Il en résulta un refroidissement mondial de 0,7 à 1,5° C. lequel entraîna en Europe une poussée des glaciers des Alpes, et une extension de la banquise de l’océan Arctique et ce, pendant trois ans. De l’extension des glaciers des Alpes, 20.000 personnes moururent de famine, essentiellement en Suisse. Le monde prit connaissance de l’origine de cette catastrophe par les bruits de l’éruption qui atteignirent la capitale de l’Indonésie. Le pays se croyant attaqué, envoya un détachement militaire qui, en suivant le nuage de cendres, découvrit l’île de Sumbawa complètement ravagée. Un rescapé leur raconta le déroulement effrayant de cette éruption cataclysmale. (note 2)
Note 1.
La civilisation minoenne fut la première civilisation européenne qui naquit dans les îles de Crète et de Santorin vers 2000 ans av.J.C.
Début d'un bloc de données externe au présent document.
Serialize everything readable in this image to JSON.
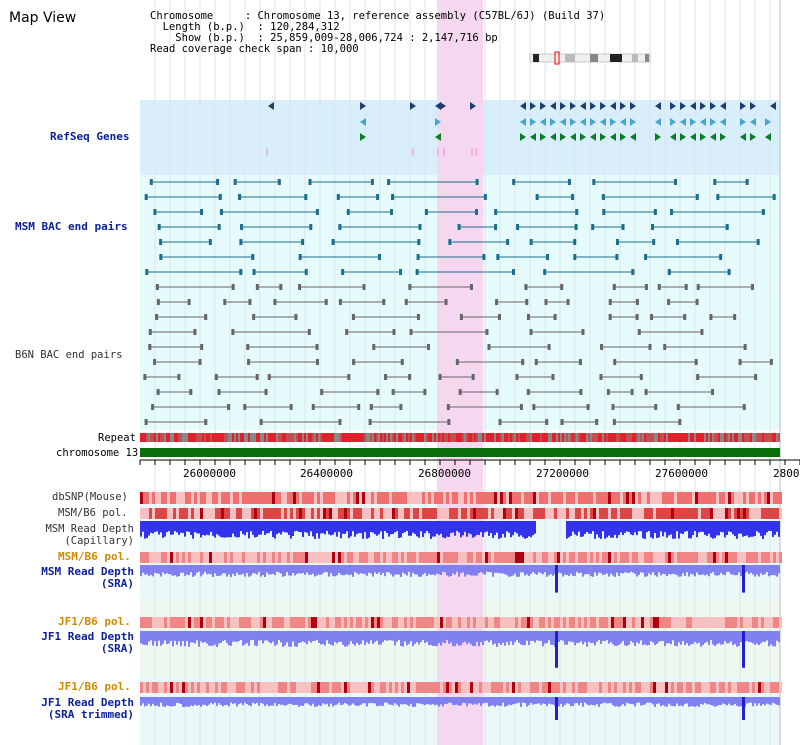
{
  "title": "Map View",
  "info": {
    "line1_label": "Chromosome",
    "line1_value": "Chromosome 13, reference assembly (C57BL/6J) (Build 37)",
    "line2_label": "Length (b.p.)",
    "line2_value": "120,284,312",
    "line3_label": "Show (b.p.)",
    "line3_value": "25,859,009-28,006,724 : 2,147,716 bp",
    "line4_label": "Read coverage check span",
    "line4_value": "10,000"
  },
  "tracks": {
    "refseq": "RefSeq Genes",
    "msm_bac": "MSM BAC end pairs",
    "b6n_bac": "B6N BAC end pairs",
    "repeat": "Repeat",
    "chromosome": "chromosome 13",
    "dbsnp": "dbSNP(Mouse)",
    "msm_b6_pol1": "MSM/B6 pol.",
    "msm_depth_cap_1": "MSM Read Depth",
    "msm_depth_cap_2": "(Capillary)",
    "msm_b6_pol2": "MSM/B6 pol.",
    "msm_depth_sra_1": "MSM Read Depth",
    "msm_depth_sra_2": "(SRA)",
    "jf1_b6_pol1": "JF1/B6 pol.",
    "jf1_depth_sra_1": "JF1 Read Depth",
    "jf1_depth_sra_2": "(SRA)",
    "jf1_b6_pol2": "JF1/B6 pol.",
    "jf1_depth_trim_1": "JF1 Read Depth",
    "jf1_depth_trim_2": "(SRA trimmed)"
  },
  "axis": {
    "ticks": [
      "26000000",
      "26400000",
      "26800000",
      "27200000",
      "27600000",
      "2800"
    ]
  },
  "colors": {
    "refseq_bg": "#d8eefa",
    "bac_bg": "#e6fbfb",
    "highlight": "#f7d6f0",
    "chrom_bar": "#0a6e0a",
    "msm_blue": "#1f4e8a",
    "gene_green": "#0f7a2a",
    "depth_blue": "#3333ee",
    "depth_light": "#8080f0",
    "snp_red": "#e84a4a"
  }
}
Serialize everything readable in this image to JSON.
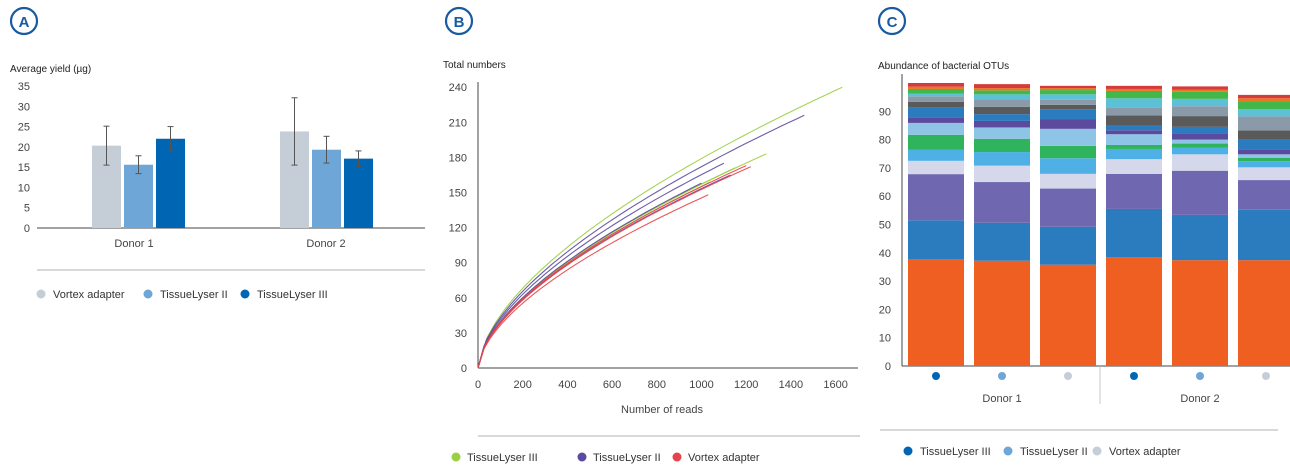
{
  "colors": {
    "badge": "#1a5aa0",
    "vortex": "#c5ced6",
    "tl2_bar": "#6ea6d8",
    "tl3_bar": "#0066b3",
    "green": "#9bcf3f",
    "purple": "#5b4a9e",
    "red": "#e8424a"
  },
  "chart_data": [
    {
      "panel": "A",
      "type": "bar",
      "ylabel": "Average yield (µg)",
      "ylim": [
        0,
        35
      ],
      "yticks": [
        "0",
        "5",
        "10",
        "15",
        "20",
        "25",
        "30",
        "35"
      ],
      "categories": [
        "Donor 1",
        "Donor 2"
      ],
      "series": [
        {
          "name": "Vortex adapter",
          "color": "#c5ced6",
          "values": [
            20.3,
            23.8
          ],
          "errors": [
            4.8,
            8.3
          ]
        },
        {
          "name": "TissueLyser II",
          "color": "#6ea6d8",
          "values": [
            15.6,
            19.3
          ],
          "errors": [
            2.2,
            3.3
          ]
        },
        {
          "name": "TissueLyser III",
          "color": "#0066b3",
          "values": [
            22.0,
            17.1
          ],
          "errors": [
            3.0,
            1.9
          ]
        }
      ],
      "legend": [
        "Vortex adapter",
        "TissueLyser II",
        "TissueLyser III"
      ],
      "legend_position": "bottom"
    },
    {
      "panel": "B",
      "type": "line",
      "ylabel": "Total numbers",
      "xlabel": "Number of reads",
      "xlim": [
        0,
        1700
      ],
      "ylim": [
        0,
        240
      ],
      "xticks": [
        "0",
        "200",
        "400",
        "600",
        "800",
        "1000",
        "1200",
        "1400",
        "1600"
      ],
      "yticks": [
        "0",
        "30",
        "60",
        "90",
        "120",
        "150",
        "180",
        "210",
        "240"
      ],
      "series": [
        {
          "name": "TissueLyser III",
          "color": "#9bcf3f",
          "curves": [
            [
              1630,
              240,
              0.6
            ],
            [
              1290,
              183,
              0.6
            ],
            [
              1150,
              171,
              0.6
            ],
            [
              1040,
              159,
              0.6
            ]
          ]
        },
        {
          "name": "TissueLyser II",
          "color": "#5b4a9e",
          "curves": [
            [
              1460,
              216,
              0.6
            ],
            [
              1100,
              175,
              0.6
            ],
            [
              1130,
              165,
              0.6
            ],
            [
              1000,
              158,
              0.6
            ]
          ]
        },
        {
          "name": "Vortex adapter",
          "color": "#e8424a",
          "curves": [
            [
              1030,
              148,
              0.6
            ],
            [
              1200,
              173,
              0.6
            ],
            [
              1220,
              172,
              0.6
            ]
          ]
        }
      ],
      "legend": [
        "TissueLyser III",
        "TissueLyser II",
        "Vortex adapter"
      ],
      "legend_position": "bottom"
    },
    {
      "panel": "C",
      "type": "bar",
      "stacked": true,
      "title": "Abundance of bacterial OTUs",
      "ylim": [
        0,
        100
      ],
      "yticks": [
        "0",
        "10",
        "20",
        "30",
        "40",
        "50",
        "60",
        "70",
        "80",
        "90"
      ],
      "groups": [
        "Donor 1",
        "Donor 2"
      ],
      "bar_markers": [
        "#0066b3",
        "#6ea6d8",
        "#c5ced6",
        "#0066b3",
        "#6ea6d8",
        "#c5ced6"
      ],
      "segment_colors": [
        "#f05f22",
        "#2b7bbf",
        "#6f68b0",
        "#d5d8ea",
        "#4fb0e6",
        "#2fb35c",
        "#8ec5e6",
        "#5b4a9e",
        "#2b7bbf",
        "#5a5a5a",
        "#8a9aa8",
        "#5cc0d6",
        "#44b74a",
        "#e87722",
        "#d63a3a"
      ],
      "bars": [
        [
          37.8,
          13.7,
          16.3,
          4.7,
          4.0,
          5.2,
          4.2,
          2.0,
          3.6,
          1.8,
          2.0,
          1.0,
          1.6,
          0.8,
          1.3
        ],
        [
          37.2,
          13.4,
          14.4,
          5.8,
          4.8,
          4.7,
          4.0,
          2.3,
          2.4,
          2.6,
          2.6,
          1.8,
          1.4,
          0.8,
          1.4
        ],
        [
          35.8,
          13.4,
          13.5,
          5.2,
          5.5,
          4.4,
          6.0,
          3.3,
          3.6,
          1.6,
          1.8,
          1.9,
          1.5,
          0.7,
          0.8
        ],
        [
          38.5,
          17.0,
          12.4,
          5.2,
          3.6,
          1.4,
          3.8,
          1.4,
          1.7,
          3.5,
          2.8,
          3.3,
          2.6,
          0.7,
          1.1
        ],
        [
          37.4,
          16.0,
          15.6,
          5.8,
          2.4,
          1.4,
          1.4,
          2.2,
          2.3,
          3.8,
          3.5,
          2.6,
          2.5,
          0.8,
          1.1
        ],
        [
          37.4,
          17.8,
          10.5,
          4.5,
          2.2,
          1.2,
          1.2,
          1.8,
          3.4,
          3.2,
          5.0,
          2.6,
          2.8,
          1.0,
          1.2
        ]
      ],
      "legend": [
        "TissueLyser III",
        "TissueLyser II",
        "Vortex adapter"
      ],
      "legend_position": "bottom"
    }
  ]
}
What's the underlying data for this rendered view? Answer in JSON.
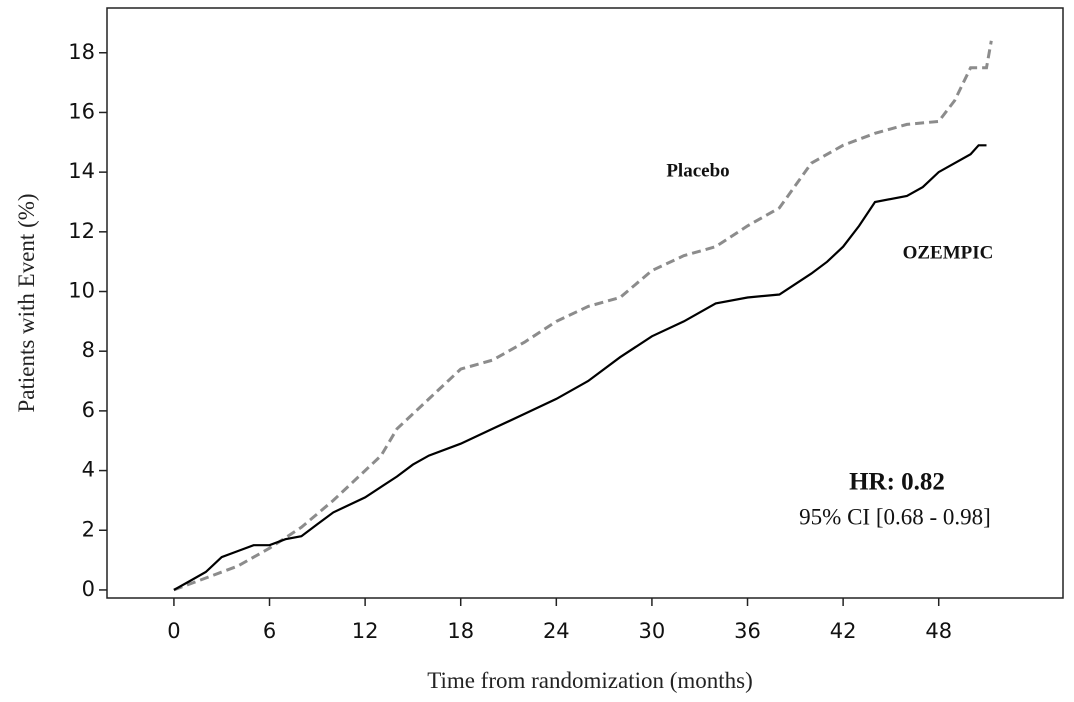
{
  "chart_data": {
    "type": "line",
    "x_label": "Time from randomization (months)",
    "y_label": "Patients with Event (%)",
    "xlim": [
      -4.2,
      55.8
    ],
    "ylim": [
      -0.27,
      19.5
    ],
    "xticks": [
      0,
      6,
      12,
      18,
      24,
      30,
      36,
      42,
      48
    ],
    "yticks": [
      0,
      2,
      4,
      6,
      8,
      10,
      12,
      14,
      16,
      18
    ],
    "series": [
      {
        "name": "Placebo",
        "color": "#8c8c8c",
        "dashed": true,
        "x": [
          0,
          2,
          4,
          6,
          8,
          10,
          12,
          13,
          14,
          16,
          18,
          20,
          22,
          24,
          26,
          28,
          30,
          32,
          34,
          36,
          38,
          40,
          42,
          44,
          46,
          48,
          49,
          50,
          51,
          51.3
        ],
        "values": [
          0,
          0.4,
          0.8,
          1.4,
          2.1,
          3.0,
          4.0,
          4.5,
          5.4,
          6.4,
          7.4,
          7.7,
          8.3,
          9.0,
          9.5,
          9.8,
          10.7,
          11.2,
          11.5,
          12.2,
          12.8,
          14.3,
          14.9,
          15.3,
          15.6,
          15.7,
          16.4,
          17.5,
          17.5,
          18.4
        ]
      },
      {
        "name": "OZEMPIC",
        "color": "#000000",
        "dashed": false,
        "x": [
          0,
          1,
          2,
          3,
          4,
          5,
          6,
          7,
          8,
          9,
          10,
          12,
          14,
          15,
          16,
          18,
          20,
          22,
          24,
          26,
          28,
          30,
          32,
          34,
          36,
          38,
          40,
          41,
          42,
          43,
          44,
          46,
          47,
          48,
          50,
          50.5,
          51
        ],
        "values": [
          0,
          0.3,
          0.6,
          1.1,
          1.3,
          1.5,
          1.5,
          1.7,
          1.8,
          2.2,
          2.6,
          3.1,
          3.8,
          4.2,
          4.5,
          4.9,
          5.4,
          5.9,
          6.4,
          7.0,
          7.8,
          8.5,
          9.0,
          9.6,
          9.8,
          9.9,
          10.6,
          11.0,
          11.5,
          12.2,
          13.0,
          13.2,
          13.5,
          14.0,
          14.6,
          14.9,
          14.9
        ]
      }
    ],
    "annotations": [
      "HR: 0.82",
      "95% CI [0.68 - 0.98]"
    ]
  }
}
Peuple de marins, ils régnèrent sur toute la Méditerranée pendant 500 ans, installant des ports et des comptoirs qui furent prospères. Leur capitale, Cnossos, en Crète, fut une cité riche de palais raffinés, devenue actuellement une cité archéologique très visitée.
Note 2.
Selon une chronique historique d’un royaume voisin, les pentes du volcan étaient occupées par trois petits royaumes dont les habitants se livraient à des cultures intensives, suite à la fertilité des sols enrichis par les nutriments des cendres volcaniques. Après la mise à jour, à la fin du XX° siècle, de restes calcinés d’habitations, de squelettes humains et de divers objets, cette région fut baptisée “La Pompéi oubliée de l’Orient”.
Sources bibliographiques.
– Volcanologie, par Jacques-Marie Bardintzeff, 6°édition, Dunod, 2021,
– Éruptions Volcaniques, histoire illustrée du monde entier, par Pierre Matthey, Favre, 2011,
– Histoires de Volcans, Chroniques d’éruptions, par Dominique Decobecq et Claude Grandpey, Omniscience, 2022,
– Des Volcans et des Hommes, par Philippe Boursellier et Jacques Durieux, La Martinière, 2001,
– Revue LAVE n°162, Impact du volcanisme sur le climat passé et présent de la Terre, par Michel Detay, 2013.
– Courrier International, La Pompéi oubliée de l’Orient, n°1143 septembre 2012.
– Lost Kingdom, National Géographic, février 2006.